Cogdell et al. [‘Evaluating the Mahler measure of linear forms via Kronecker limit formulas on complex projective space’, Trans. Amer. Math. Soc. (2021), to appear] developed infinite series representations for the logarithmic Mahler measure of a complex linear form with four or more variables. We establish the case of three variables by bounding an integral with integrand involving the random walk probability density $a\int _0^\infty tJ_0(at) \prod _{m=0}^2 J_0(r_m t)\,dt$ , where $J_0$ is the order-zero Bessel function of the first kind and a and $r_m$ are positive real numbers. To facilitate our proof we develop an alternative description of the integral’s asymptotic behaviour at its known points of divergence.
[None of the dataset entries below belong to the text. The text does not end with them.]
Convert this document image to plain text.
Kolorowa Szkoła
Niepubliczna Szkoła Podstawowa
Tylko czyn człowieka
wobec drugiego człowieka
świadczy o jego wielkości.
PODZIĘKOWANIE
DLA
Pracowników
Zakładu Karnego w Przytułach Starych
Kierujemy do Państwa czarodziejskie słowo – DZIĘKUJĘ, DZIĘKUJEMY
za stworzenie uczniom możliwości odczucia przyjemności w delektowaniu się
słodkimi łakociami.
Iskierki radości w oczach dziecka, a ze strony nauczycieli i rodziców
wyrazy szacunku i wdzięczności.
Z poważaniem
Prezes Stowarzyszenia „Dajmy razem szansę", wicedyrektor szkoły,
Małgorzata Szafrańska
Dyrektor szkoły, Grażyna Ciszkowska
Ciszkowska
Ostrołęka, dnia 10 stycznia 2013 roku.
As a computational aid for numerical experiments, an algorithm to calculate these series is presented in the appendix.

科格德尔等人。['通过复射影空间上的克罗内克极限公式评估线性形式的马勒测度'，Trans。阿米尔。数学。社会党。（2021），出现] 为具有四个或更多变量的复线性形式的对数马勒测度开发了无限级数表示。我们通过用涉及随机游走概率密度 $a\int _0^\infty tJ_0(at) \prod _{m=0}^2 J_0(r_m t)\,dt$ 的被积函数来确定三个变量的情况，其中 $J_0$ 是第一类零阶贝塞尔函数，a和 $r_m$ 是正实数。为了便于我们的证明，我们开发了积分在已知发散点处的渐近行为的替代描述。作为数值实验的计算辅助工具，附录中提供了计算这些级数的算法。